Ozone pollution responsible for billions in crop losses

A Chinese-led team of researchers has found that ozone pollution is causing an estimated AU$87 billion in crop damage each year across East Asia, with major ramifications for future food security.

It’s common knowledge that ozone is an important part of the stratosphere, protecting our planet from ultraviolet radiation. But ozone is also present in the lowest level of the atmosphere – where it’s far more problematic.

Known as surface ozone, it’s created by chemical reactions between oxides of nitrogen and volatile organic compounds in the presence of sunlight. Both of these are emitted from the burning of fossil fuels in transport and industry.

Surface ozone is considered to be a greenhouse gas that directly contributes to global warming. But it’s also a pollutant, known to cause respiratory health problems in humans as well as vegetation and crop damage.

Concentrations of surface ozone have increased in the northern hemisphere since the first Industrial Revolution. But while recent regulations have led to levels decreasing in Europe and North America, they’re still increasing in developing countries, especially in South and East Asia.

The new study, published in Nature Food, investigated how surface ozone damages crops across these regions.
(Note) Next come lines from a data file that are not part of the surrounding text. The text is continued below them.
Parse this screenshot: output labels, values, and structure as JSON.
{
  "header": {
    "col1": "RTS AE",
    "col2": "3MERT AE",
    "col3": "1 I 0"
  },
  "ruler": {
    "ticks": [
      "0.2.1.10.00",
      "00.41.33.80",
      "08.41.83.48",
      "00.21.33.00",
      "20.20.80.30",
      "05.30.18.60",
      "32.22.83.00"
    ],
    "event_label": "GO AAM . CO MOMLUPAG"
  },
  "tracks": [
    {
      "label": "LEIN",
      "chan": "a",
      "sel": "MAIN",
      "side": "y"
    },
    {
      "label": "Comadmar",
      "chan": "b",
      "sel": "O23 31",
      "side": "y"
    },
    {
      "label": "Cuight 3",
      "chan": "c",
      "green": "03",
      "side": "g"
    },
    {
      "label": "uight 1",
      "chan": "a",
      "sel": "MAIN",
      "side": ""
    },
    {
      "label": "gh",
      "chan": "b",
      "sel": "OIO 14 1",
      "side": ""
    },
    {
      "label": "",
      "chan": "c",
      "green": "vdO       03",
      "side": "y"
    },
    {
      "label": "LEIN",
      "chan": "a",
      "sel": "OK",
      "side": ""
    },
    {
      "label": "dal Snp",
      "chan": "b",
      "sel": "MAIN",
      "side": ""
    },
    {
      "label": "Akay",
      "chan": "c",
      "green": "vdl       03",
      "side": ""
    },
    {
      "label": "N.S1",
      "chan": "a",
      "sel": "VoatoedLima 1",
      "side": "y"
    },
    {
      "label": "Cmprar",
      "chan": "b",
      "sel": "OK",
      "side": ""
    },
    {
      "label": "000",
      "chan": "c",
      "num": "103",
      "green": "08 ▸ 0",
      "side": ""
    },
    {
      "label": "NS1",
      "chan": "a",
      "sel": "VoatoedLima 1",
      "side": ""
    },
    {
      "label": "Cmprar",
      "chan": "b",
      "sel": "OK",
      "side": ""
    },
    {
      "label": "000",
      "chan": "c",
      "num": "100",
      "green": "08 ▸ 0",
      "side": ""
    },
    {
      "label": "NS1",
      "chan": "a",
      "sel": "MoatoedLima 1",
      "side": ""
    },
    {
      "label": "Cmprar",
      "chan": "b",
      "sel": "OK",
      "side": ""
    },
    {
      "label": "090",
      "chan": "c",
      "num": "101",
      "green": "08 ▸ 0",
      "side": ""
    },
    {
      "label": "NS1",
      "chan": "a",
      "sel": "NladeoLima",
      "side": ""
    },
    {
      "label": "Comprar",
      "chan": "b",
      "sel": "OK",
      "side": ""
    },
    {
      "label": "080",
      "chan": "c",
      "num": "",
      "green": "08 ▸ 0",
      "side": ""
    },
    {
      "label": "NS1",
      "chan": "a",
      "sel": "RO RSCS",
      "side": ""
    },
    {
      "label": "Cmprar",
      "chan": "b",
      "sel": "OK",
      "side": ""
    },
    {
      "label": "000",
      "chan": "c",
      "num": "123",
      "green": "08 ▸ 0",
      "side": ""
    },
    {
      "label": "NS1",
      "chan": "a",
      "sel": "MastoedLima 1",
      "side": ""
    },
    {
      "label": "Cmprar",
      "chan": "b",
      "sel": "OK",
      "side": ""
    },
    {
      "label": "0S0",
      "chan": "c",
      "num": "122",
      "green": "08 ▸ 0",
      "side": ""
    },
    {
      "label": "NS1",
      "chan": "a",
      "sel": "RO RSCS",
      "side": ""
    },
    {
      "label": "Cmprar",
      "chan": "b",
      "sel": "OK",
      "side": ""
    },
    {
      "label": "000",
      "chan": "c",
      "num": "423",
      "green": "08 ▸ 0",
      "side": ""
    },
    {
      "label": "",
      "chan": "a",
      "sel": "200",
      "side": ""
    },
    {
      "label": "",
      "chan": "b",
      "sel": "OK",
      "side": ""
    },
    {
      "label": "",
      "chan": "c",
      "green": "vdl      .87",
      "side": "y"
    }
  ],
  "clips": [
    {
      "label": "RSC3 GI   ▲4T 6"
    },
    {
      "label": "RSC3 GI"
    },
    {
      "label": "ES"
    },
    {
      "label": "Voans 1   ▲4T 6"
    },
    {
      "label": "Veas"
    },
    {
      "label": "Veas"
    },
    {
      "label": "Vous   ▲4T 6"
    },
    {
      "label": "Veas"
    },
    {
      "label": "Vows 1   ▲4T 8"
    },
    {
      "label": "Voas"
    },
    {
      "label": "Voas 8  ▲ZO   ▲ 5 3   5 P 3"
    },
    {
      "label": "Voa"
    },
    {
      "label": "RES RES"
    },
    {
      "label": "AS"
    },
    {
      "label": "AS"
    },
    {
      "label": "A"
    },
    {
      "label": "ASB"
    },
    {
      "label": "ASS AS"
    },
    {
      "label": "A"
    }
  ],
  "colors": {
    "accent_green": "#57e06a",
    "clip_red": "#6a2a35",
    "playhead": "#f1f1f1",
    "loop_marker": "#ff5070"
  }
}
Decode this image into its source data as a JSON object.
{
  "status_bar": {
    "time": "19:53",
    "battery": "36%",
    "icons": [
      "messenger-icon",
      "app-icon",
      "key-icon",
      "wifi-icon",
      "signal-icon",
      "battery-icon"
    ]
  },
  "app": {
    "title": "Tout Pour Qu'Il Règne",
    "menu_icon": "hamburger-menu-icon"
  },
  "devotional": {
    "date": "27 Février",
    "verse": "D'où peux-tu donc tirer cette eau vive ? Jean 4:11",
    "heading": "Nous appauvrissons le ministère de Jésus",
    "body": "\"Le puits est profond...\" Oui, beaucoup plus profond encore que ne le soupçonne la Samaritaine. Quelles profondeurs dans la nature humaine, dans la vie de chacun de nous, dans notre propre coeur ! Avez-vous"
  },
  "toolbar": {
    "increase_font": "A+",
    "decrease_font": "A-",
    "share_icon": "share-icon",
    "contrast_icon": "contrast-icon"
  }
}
“East Asia is a hotspot of surface ozone (O3) pollution, which hinders crop growth and reduces yields,” the team explains in the paper. “Surface O3 poses a threat to food security due to its deleterious effects on crop production.”

But due to lack of observation and experimental data, these effects haven’t been fully understood.

So the research team set up 3,072 monitoring sites across Japan, China and South Korea to monitor staple crops – namely wheat, rice and maize.

They then compared observations to experimental data, and developed an ozone exposure-response relationship for these three crops. This allowed them to quantify crop losses.

“China shows the highest relative yield loss at 33%, 23% and 9% for wheat, rice and maize, respectively,” the team reports. “The relative yield loss is much greater in hybrid than inbred rice, being close to that for wheat.”

In total, they estimated that the annual value of crop losses adds up to US$63 billion (AU$87 billion).

This study follows a 2017 paper predicting that if global warming and ozone pollution are not curbed, the US can expect to see a decline in wheat, maize and soybean production by 13%, 43% and 28%, respectively. That study found that ozone regulation can offset the decline, to an extent – a finding that is echoed in the new research.

The team call for pollution control of surface ozone across Asia, particularly in South and Southeast Asian countries such as India and Pakistan, where rice comes largely from domestic production rather than imports. They also call for the development of monitoring networks to gather more data – and possibly provide early warnings to farmers.

“Against the prospect of persistent food shortage in South Asia for decades to come, the rising trend of lower tropospheric O3 levels over India urges us to quantify the crop production losses and possible benefits of air pollution control,” the team writes.

“By developing monitoring networks of surface O3 throughout South Asia, we could demonstrate the risks of O3 pollution more convincingly than earlier studies.”